When it opened in 1916, the Hell Gate Bridge (more properly titled the New York Connecting Railroad Bridge) was the longest, heaviest, strongest steel arch bridge in the world and the only four-track long-span railroad bridge ever built. Its stunning profile combines the slightly reversed curve of its upper arc with granite-faced Roman arch towers.

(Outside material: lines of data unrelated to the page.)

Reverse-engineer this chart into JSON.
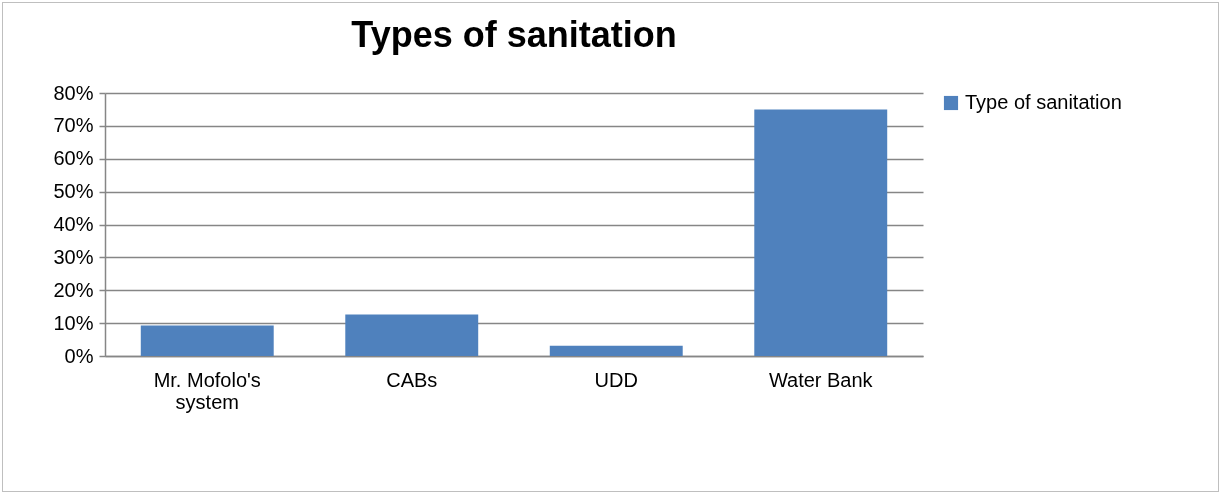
{
  "chart_data": {
    "type": "bar",
    "title": "Types of sanitation",
    "categories": [
      "Mr. Mofolo's system",
      "CABs",
      "UDD",
      "Water Bank"
    ],
    "series": [
      {
        "name": "Type of sanitation",
        "color": "#4f81bd",
        "values": [
          9.3,
          12.6,
          3.1,
          75
        ]
      }
    ],
    "ylim": [
      0,
      80
    ],
    "yticks": [
      {
        "value": 0,
        "label": "0%"
      },
      {
        "value": 10,
        "label": "10%"
      },
      {
        "value": 20,
        "label": "20%"
      },
      {
        "value": 30,
        "label": "30%"
      },
      {
        "value": 40,
        "label": "40%"
      },
      {
        "value": 50,
        "label": "50%"
      },
      {
        "value": 60,
        "label": "60%"
      },
      {
        "value": 70,
        "label": "70%"
      },
      {
        "value": 80,
        "label": "80%"
      }
    ],
    "grid": "y",
    "legend": "right"
  }
}
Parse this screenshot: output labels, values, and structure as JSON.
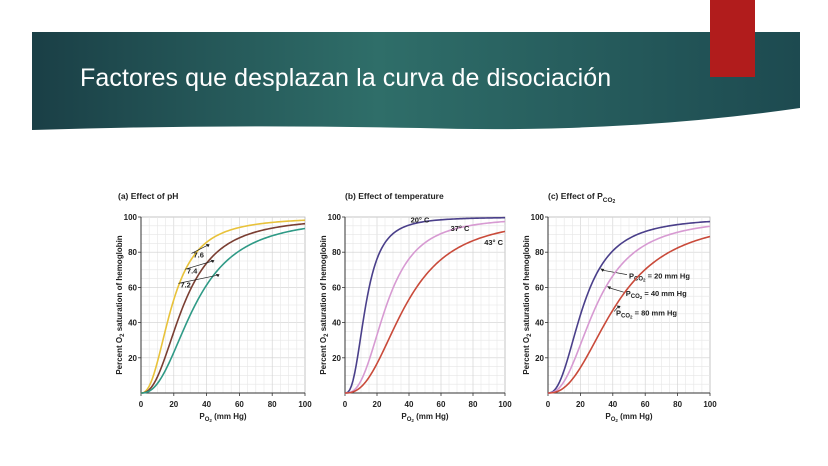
{
  "slide": {
    "title": "Factores que desplazan la curva de disociación",
    "colors": {
      "banner_dark": "#1a3f46",
      "banner_mid": "#2f6e69",
      "accent_red": "#b11c1c"
    }
  },
  "chart_data": [
    {
      "type": "line",
      "title": "(a) Effect of pH",
      "xlabel": "PO2 (mm Hg)",
      "ylabel": "Percent O2 saturation of hemoglobin",
      "xlim": [
        0,
        100
      ],
      "ylim": [
        0,
        100
      ],
      "xticks": [
        "0",
        "20",
        "40",
        "60",
        "80",
        "100"
      ],
      "yticks": [
        "20",
        "40",
        "60",
        "80",
        "100"
      ],
      "grid": true,
      "series": [
        {
          "name": "7.6",
          "color": "#e8c23a",
          "p50": 19,
          "n": 2.4,
          "label_at": [
            32,
            77
          ]
        },
        {
          "name": "7.4",
          "color": "#7a3e32",
          "p50": 26,
          "n": 2.4,
          "label_at": [
            28,
            68
          ]
        },
        {
          "name": "7.2",
          "color": "#2f9a86",
          "p50": 33,
          "n": 2.4,
          "label_at": [
            24,
            60
          ]
        }
      ]
    },
    {
      "type": "line",
      "title": "(b) Effect of temperature",
      "xlabel": "PO2 (mm Hg)",
      "ylabel": "Percent O2 saturation of hemoglobin",
      "xlim": [
        0,
        100
      ],
      "ylim": [
        0,
        100
      ],
      "xticks": [
        "0",
        "20",
        "40",
        "60",
        "80",
        "100"
      ],
      "yticks": [
        "20",
        "40",
        "60",
        "80",
        "100"
      ],
      "grid": true,
      "series": [
        {
          "name": "20° C",
          "color": "#4a3f8a",
          "p50": 13,
          "n": 2.7,
          "label_at": [
            41,
            97
          ]
        },
        {
          "name": "37° C",
          "color": "#d79ad2",
          "p50": 26,
          "n": 2.7,
          "label_at": [
            66,
            92
          ]
        },
        {
          "name": "43° C",
          "color": "#c94a3a",
          "p50": 38,
          "n": 2.5,
          "label_at": [
            87,
            84
          ]
        }
      ]
    },
    {
      "type": "line",
      "title_prefix": "(c) Effect of ",
      "title_var": "P",
      "title_sub": "CO",
      "title_subsub": "2",
      "xlabel": "PO2 (mm Hg)",
      "ylabel": "Percent O2 saturation of hemoglobin",
      "xlim": [
        0,
        100
      ],
      "ylim": [
        0,
        100
      ],
      "xticks": [
        "0",
        "20",
        "40",
        "60",
        "80",
        "100"
      ],
      "yticks": [
        "20",
        "40",
        "60",
        "80",
        "100"
      ],
      "grid": true,
      "series": [
        {
          "name_prefix": "P",
          "name_sub": "CO",
          "name_subsub": "2",
          "name_suffix": " = 20 mm Hg",
          "color": "#4a3f8a",
          "p50": 22,
          "n": 2.4,
          "label_at": [
            50,
            65
          ]
        },
        {
          "name_prefix": "P",
          "name_sub": "CO",
          "name_subsub": "2",
          "name_suffix": " = 40 mm Hg",
          "color": "#d79ad2",
          "p50": 30,
          "n": 2.4,
          "label_at": [
            48,
            55
          ]
        },
        {
          "name_prefix": "P",
          "name_sub": "CO",
          "name_subsub": "2",
          "name_suffix": " = 80 mm Hg",
          "color": "#c94a3a",
          "p50": 42,
          "n": 2.4,
          "label_at": [
            42,
            44
          ]
        }
      ]
    }
  ],
  "labels": {
    "xlabel_main": "P",
    "xlabel_sub": "O",
    "xlabel_subsub": "2",
    "xlabel_rest": " (mm Hg)",
    "ylabel_pre": "Percent O",
    "ylabel_sub": "2",
    "ylabel_post": " saturation of hemoglobin"
  }
}
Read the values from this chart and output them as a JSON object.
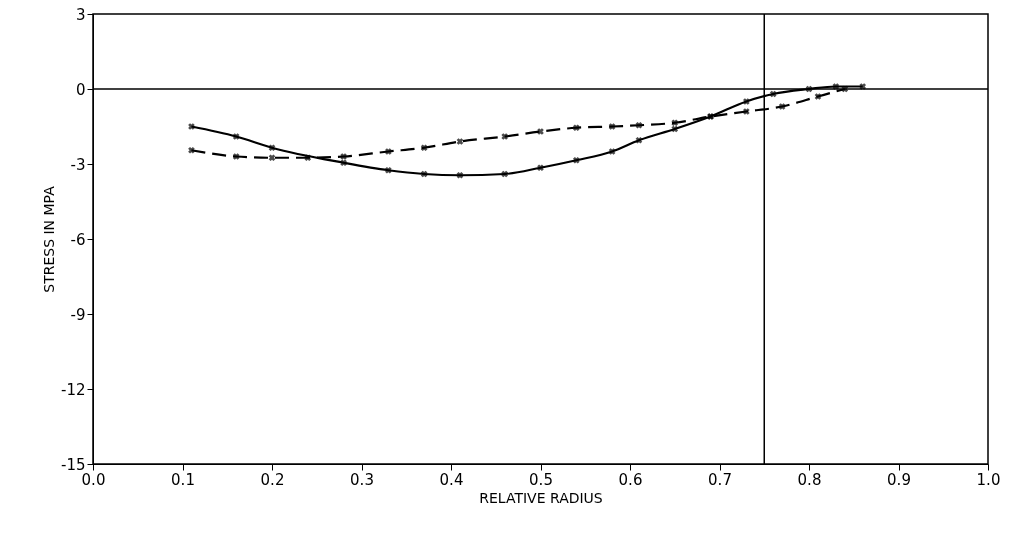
{
  "chart_data": {
    "type": "line",
    "xlabel": "RELATIVE RADIUS",
    "ylabel": "STRESS IN MPA",
    "xlim": [
      0,
      1
    ],
    "ylim": [
      -15,
      3
    ],
    "xticks": [
      {
        "value": 0,
        "label": "0.0"
      },
      0.1,
      0.2,
      0.3,
      0.4,
      0.5,
      0.6,
      0.7,
      0.8,
      0.9,
      {
        "value": 1,
        "label": "1.0"
      }
    ],
    "yticks": [
      {
        "value": -15,
        "label": "-15"
      },
      {
        "value": -12,
        "label": "-12"
      },
      {
        "value": -9,
        "label": "-9"
      },
      {
        "value": -6,
        "label": "-6"
      },
      {
        "value": -3,
        "label": "-3"
      },
      0,
      3
    ],
    "grid": false,
    "marker": "cross",
    "series": [
      {
        "color": "#000000",
        "line_style": "solid",
        "x": [
          0.11,
          0.16,
          0.2,
          0.28,
          0.33,
          0.37,
          0.41,
          0.46,
          0.5,
          0.54,
          0.58,
          0.61,
          0.65,
          0.69,
          0.73,
          0.76,
          0.8,
          0.83,
          0.86
        ],
        "values": [
          -1.5,
          -1.9,
          -2.35,
          -2.95,
          -3.25,
          -3.4,
          -3.45,
          -3.4,
          -3.15,
          -2.85,
          -2.5,
          -2.05,
          -1.6,
          -1.1,
          -0.5,
          -0.2,
          0.0,
          0.1,
          0.1
        ]
      },
      {
        "color": "#000000",
        "line_style": "dashed",
        "x": [
          0.11,
          0.16,
          0.2,
          0.24,
          0.28,
          0.33,
          0.37,
          0.41,
          0.46,
          0.5,
          0.54,
          0.58,
          0.61,
          0.65,
          0.69,
          0.73,
          0.77,
          0.81,
          0.84
        ],
        "values": [
          -2.45,
          -2.7,
          -2.75,
          -2.75,
          -2.7,
          -2.5,
          -2.35,
          -2.1,
          -1.9,
          -1.7,
          -1.55,
          -1.5,
          -1.45,
          -1.35,
          -1.1,
          -0.9,
          -0.7,
          -0.3,
          0.0
        ]
      }
    ],
    "ref_lines": [
      {
        "axis": "y",
        "value": 0,
        "color": "#000000"
      },
      {
        "axis": "x",
        "value": 0.75,
        "color": "#000000"
      }
    ]
  }
}
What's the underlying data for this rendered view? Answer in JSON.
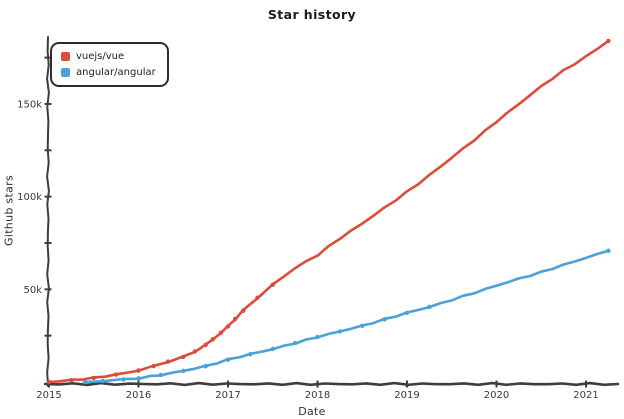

Stretching from the Sunnyside Railroad Yards in Queens across the turbulent confluence of the Harlem and East Rivers and Long Island Sound known as Hell Gate, to Ward's Island, on across the Little Hell Gate to Randalls Island and then over the Bronx Kill to The Bronx, the bridge was built to complete the linkage of the New York, New Haven, and Hartford Railroad system with the Pennsylvania Railroad system via the Pennsylvania Railroad tunnel under the Hudson River. Together, tunnel and bridge created an all-rail route over the Bronx Kill to The Bronx and replaced the time-consuming and expensive water link for New York and New England bound passengers and freight from the south. The Hell Gate bridge marks the apogee of American railroad power and prosperity.
In the 17th and 18th centuries, the neighborhood that took its name from Hell Gate had been a pastoral area of summer homes and farms, but by 1912, when work began on the Hell Gate bridge, the river's edge had begun its conversion to an industrial area. Today the area is a mix of residential and commercial usage.